Right Oculomotor Nerve Palsy: Clinical Manifestations
The most likely symptom of right oculomotor (third cranial) nerve palsy is diplopia looking to the left (option B).
Pathophysiology of Oculomotor Nerve Palsy
Oculomotor nerve (CN III) palsy affects the function of several extraocular muscles and other structures:
- Innervates four of six extraocular muscles: medial rectus, superior rectus, inferior rectus, and inferior oblique
- Controls levator palpebrae superioris (eyelid elevation)

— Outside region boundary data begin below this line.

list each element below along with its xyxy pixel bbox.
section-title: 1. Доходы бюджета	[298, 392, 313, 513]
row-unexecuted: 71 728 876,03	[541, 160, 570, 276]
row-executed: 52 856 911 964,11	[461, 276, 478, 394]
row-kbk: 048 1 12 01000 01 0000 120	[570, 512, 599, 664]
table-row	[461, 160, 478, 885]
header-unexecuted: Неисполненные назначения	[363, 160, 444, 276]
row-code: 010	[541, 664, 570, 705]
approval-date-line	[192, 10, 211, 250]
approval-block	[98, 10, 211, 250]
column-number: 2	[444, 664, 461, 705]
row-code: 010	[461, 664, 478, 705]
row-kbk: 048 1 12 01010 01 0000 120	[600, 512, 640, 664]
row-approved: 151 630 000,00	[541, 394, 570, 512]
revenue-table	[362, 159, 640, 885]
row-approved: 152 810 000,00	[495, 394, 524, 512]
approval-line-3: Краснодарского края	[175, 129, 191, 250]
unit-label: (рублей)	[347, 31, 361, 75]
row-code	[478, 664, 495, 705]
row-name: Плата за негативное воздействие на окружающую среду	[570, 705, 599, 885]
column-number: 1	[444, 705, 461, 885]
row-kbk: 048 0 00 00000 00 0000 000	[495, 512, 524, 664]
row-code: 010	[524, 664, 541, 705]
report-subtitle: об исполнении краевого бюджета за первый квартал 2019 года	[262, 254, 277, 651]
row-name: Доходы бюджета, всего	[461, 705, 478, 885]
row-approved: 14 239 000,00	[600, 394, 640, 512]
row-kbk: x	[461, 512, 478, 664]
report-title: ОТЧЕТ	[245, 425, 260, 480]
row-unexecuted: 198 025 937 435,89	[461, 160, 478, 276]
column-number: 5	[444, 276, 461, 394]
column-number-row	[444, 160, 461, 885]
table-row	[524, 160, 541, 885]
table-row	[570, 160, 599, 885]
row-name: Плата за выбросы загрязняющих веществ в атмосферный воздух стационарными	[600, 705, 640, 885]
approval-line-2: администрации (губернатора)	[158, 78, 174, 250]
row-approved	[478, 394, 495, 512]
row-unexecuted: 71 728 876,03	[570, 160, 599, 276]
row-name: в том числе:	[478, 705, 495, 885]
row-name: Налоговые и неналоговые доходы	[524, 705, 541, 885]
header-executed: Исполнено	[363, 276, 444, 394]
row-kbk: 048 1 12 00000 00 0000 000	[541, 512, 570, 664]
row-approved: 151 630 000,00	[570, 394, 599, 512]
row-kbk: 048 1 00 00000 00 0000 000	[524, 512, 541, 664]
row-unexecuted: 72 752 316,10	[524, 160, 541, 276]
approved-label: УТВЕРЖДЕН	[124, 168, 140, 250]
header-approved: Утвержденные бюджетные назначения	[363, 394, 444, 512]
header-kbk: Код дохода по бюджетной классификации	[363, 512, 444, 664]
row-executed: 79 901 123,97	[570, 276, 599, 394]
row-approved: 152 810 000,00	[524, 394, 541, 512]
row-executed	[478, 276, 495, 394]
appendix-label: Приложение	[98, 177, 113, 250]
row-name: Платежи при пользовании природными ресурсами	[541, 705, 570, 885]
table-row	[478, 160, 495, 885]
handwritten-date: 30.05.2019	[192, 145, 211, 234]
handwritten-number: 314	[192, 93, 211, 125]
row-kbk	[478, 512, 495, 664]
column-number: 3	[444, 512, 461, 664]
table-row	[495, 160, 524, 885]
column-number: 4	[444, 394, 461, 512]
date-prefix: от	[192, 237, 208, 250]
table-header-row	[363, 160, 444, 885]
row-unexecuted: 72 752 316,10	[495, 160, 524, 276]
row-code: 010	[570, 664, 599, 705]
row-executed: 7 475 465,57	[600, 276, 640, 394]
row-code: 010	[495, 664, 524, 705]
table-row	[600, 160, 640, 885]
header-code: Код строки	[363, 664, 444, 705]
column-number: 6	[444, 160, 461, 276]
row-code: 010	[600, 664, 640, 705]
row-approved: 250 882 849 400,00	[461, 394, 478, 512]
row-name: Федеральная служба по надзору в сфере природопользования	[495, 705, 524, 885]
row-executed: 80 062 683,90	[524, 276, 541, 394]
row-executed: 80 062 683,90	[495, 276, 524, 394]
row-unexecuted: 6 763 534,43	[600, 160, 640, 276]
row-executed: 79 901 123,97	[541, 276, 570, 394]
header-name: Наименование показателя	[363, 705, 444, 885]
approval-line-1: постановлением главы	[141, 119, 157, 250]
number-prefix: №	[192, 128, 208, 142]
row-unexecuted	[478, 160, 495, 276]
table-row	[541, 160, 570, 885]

- Carries parasympathetic fibers to the pupillary sphincter
Clinical Presentation
When the right oculomotor nerve is damaged, the following occurs:
Eye Position: The eye deviates "down and out" due to unopposed action of the lateral rectus (CN VI) and superior oblique (CN IV) muscles 1
- The eye is typically abducted and infraducted
- This contradicts option C (eye looking down), which is incomplete - the eye looks down AND out
Diplopia:
- Patients experience horizontal and vertical diplopia
- Diplopia is most pronounced when looking in the direction opposite to the affected side 1
- With right CN III palsy, diplopia is worst when looking to the left, as the affected right eye cannot adduct properly due to medial rectus weakness
Pupillary Involvement:
- In pupil-involving CN III palsy: pupil is dilated (mydriasis), not constricted 1
- This directly contradicts option A (miosis), which describes pupillary constriction
Additional Findings:
- Ptosis (drooping of the upper eyelid) due to levator palpebrae dysfunction
- Impaired accommodation
- Inability to elevate, depress, or adduct the eye
Differential Diagnosis
Option D (conjugate gaze palsy) is incorrect because:
- Conjugate gaze palsy refers to the inability to move both eyes together in the same direction
- This results from lesions in the brain stem or higher centers controlling eye movements
- Oculomotor nerve palsy causes an incomitant strabismus where one eye deviates from the other 1
Clinical Significance
The pattern of oculomotor nerve involvement has important diagnostic implications:
Pupil-involving CN III palsy: Suggests compression, often by aneurysm (particularly posterior communicating artery aneurysm) 1, 2
- Requires urgent neuroimaging with CTA or MRA
- 90% of patients with isolated third nerve dysfunction caused by aneurysm have anisocoria 2
Pupil-sparing CN III palsy: Often indicates microvascular ischemia, especially in patients with vascular risk factors like diabetes and hypertension 3
- May resolve spontaneously within 3-6 months
Management Considerations
- Neuroimaging (MRI with contrast and vascular imaging) is indicated for most cases of acute oculomotor nerve palsy 1
- Patients with vascular risk factors and complete recovery within 3 months typically have ischemic etiology 3
- Surgical management may be required for persistent strabismus to improve ocular alignment 1
In conclusion, diplopia looking to the left is the most characteristic symptom of right oculomotor nerve palsy, as the affected right eye cannot adduct properly when the patient attempts left gaze.